# GUNSMITHS



## GUNSHIP (Jan 18, 2007)

Are there any full time working gunsmiths on the forum? I have a project to do.

Thanks in advance.

Best wishes, Bill


----------



## zogman (Mar 20, 2002)

A very good one in Grand Forks. Gordy Linnel 218-779-1754


----------



## GUNSHIP (Jan 18, 2007)

Thanks pardner.


----------



## People (Jan 17, 2005)

Jole Ackerman in Dickinson and I do not remember what his name is he is south of Jamestown. I was at the gun show in Mandan today and there is a guy in Center and his guns look very good.

I had Jole do some work for me and top notch work. He has also built some match guns for some of the people I work with. The guy South of Jamestown he built a 204 for my grandpa it looks great and shoot even better.

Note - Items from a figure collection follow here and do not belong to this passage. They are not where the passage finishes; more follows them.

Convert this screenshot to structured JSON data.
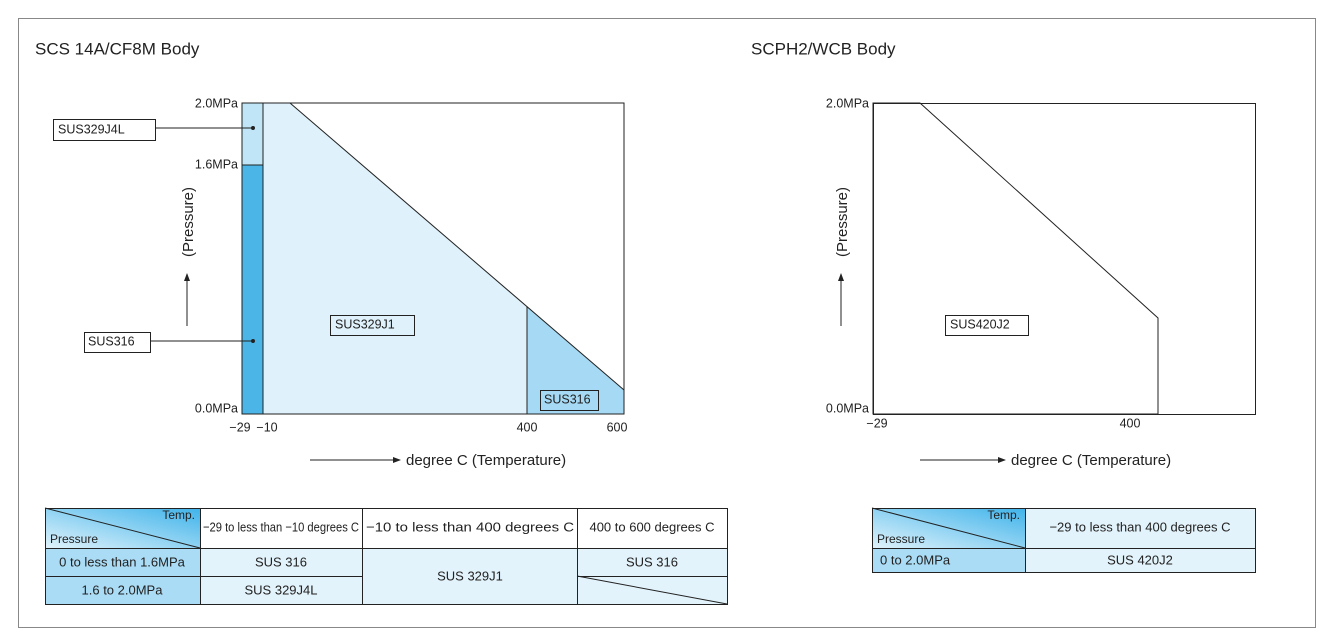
{
  "left": {
    "title": "SCS 14A/CF8M Body",
    "y_labels": [
      "2.0MPa",
      "1.6MPa",
      "0.0MPa"
    ],
    "x_labels": [
      "−29",
      "−10",
      "400",
      "600"
    ],
    "y_axis": "(Pressure)",
    "x_axis": "degree C (Temperature)",
    "callouts": [
      "SUS329J4L",
      "SUS316"
    ],
    "regions": [
      "SUS329J1",
      "SUS316"
    ],
    "table": {
      "corner_top": "Temp.",
      "corner_bottom": "Pressure",
      "header": [
        "−29 to less than −10 degrees C",
        "−10 to less than 400 degrees C",
        "400 to 600 degrees C"
      ],
      "rows": [
        [
          "0 to less than 1.6MPa",
          "SUS 316",
          "SUS 329J1",
          "SUS 316"
        ],
        [
          "1.6 to 2.0MPa",
          "SUS 329J4L"
        ]
      ]
    }
  },
  "right": {
    "title": "SCPH2/WCB Body",
    "y_labels": [
      "2.0MPa",
      "0.0MPa"
    ],
    "x_labels": [
      "−29",
      "400"
    ],
    "y_axis": "(Pressure)",
    "x_axis": "degree C (Temperature)",
    "regions": [
      "SUS420J2"
    ],
    "table": {
      "corner_top": "Temp.",
      "corner_bottom": "Pressure",
      "header": [
        "−29 to less than 400 degrees C"
      ],
      "rows": [
        [
          "0 to 2.0MPa",
          "SUS 420J2"
        ]
      ]
    }
  }
}
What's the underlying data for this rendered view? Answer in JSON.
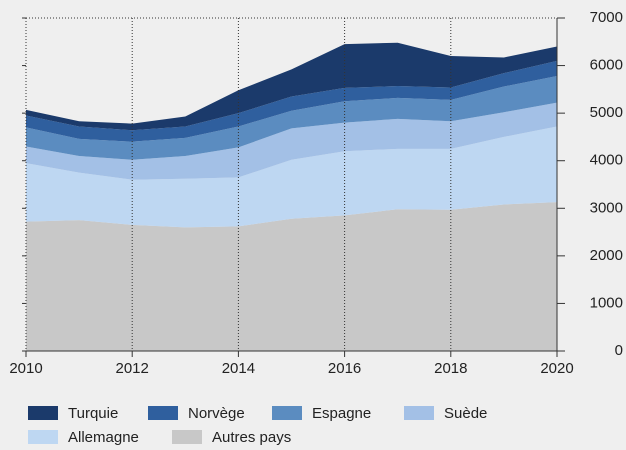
{
  "chart_data": {
    "type": "stacked_area",
    "x": [
      2010,
      2011,
      2012,
      2013,
      2014,
      2015,
      2016,
      2017,
      2018,
      2019,
      2020
    ],
    "xlim": [
      2010,
      2020
    ],
    "xticks": [
      2010,
      2012,
      2014,
      2016,
      2018,
      2020
    ],
    "ylim": [
      0,
      7000
    ],
    "yticks": [
      0,
      1000,
      2000,
      3000,
      4000,
      5000,
      6000,
      7000
    ],
    "grid": true,
    "series": [
      {
        "name": "Turquie",
        "color": "#1b3a6b",
        "values": [
          120,
          110,
          140,
          210,
          480,
          570,
          920,
          910,
          660,
          330,
          300
        ]
      },
      {
        "name": "Norvège",
        "color": "#2f5f9e",
        "values": [
          250,
          260,
          240,
          240,
          280,
          300,
          280,
          250,
          260,
          280,
          320
        ]
      },
      {
        "name": "Espagne",
        "color": "#5b8cc0",
        "values": [
          400,
          360,
          380,
          380,
          440,
          370,
          450,
          440,
          450,
          540,
          560
        ]
      },
      {
        "name": "Suède",
        "color": "#a3c0e6",
        "values": [
          350,
          350,
          420,
          480,
          630,
          660,
          600,
          630,
          580,
          520,
          500
        ]
      },
      {
        "name": "Allemagne",
        "color": "#bed7f2",
        "values": [
          1230,
          1000,
          950,
          1020,
          1030,
          1240,
          1350,
          1270,
          1280,
          1420,
          1590
        ]
      },
      {
        "name": "Autres pays",
        "color": "#c8c8c8",
        "values": [
          2720,
          2750,
          2650,
          2600,
          2620,
          2780,
          2850,
          2980,
          2970,
          3080,
          3130
        ]
      }
    ]
  }
}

I do not have their contact info on me but if you want it I can get it for you.


----------



## hunt4P&amp;Y (Sep 23, 2004)

I know of a guy By Verona that does fantastic work. He is two miles north of Verona on number 1. There is a sign on the East side of the road turn there and go east a mile or two. I don't have his number but I have seen his work it is awsome. If you are interested in his number I can take a drive down there. That will give me a reason to go chase some dogs around. :lol:

If you are in Fargo the Outdoorsman. He has done all of our work in the past.


----------



## Longshot (Feb 9, 2004)

Jole Ackerman had done some work on my custom 260. I have no complaints with that rifle. I also seen the guy from Center at the gun show his name is Nathan Dagley. Nice looking rifles.


----------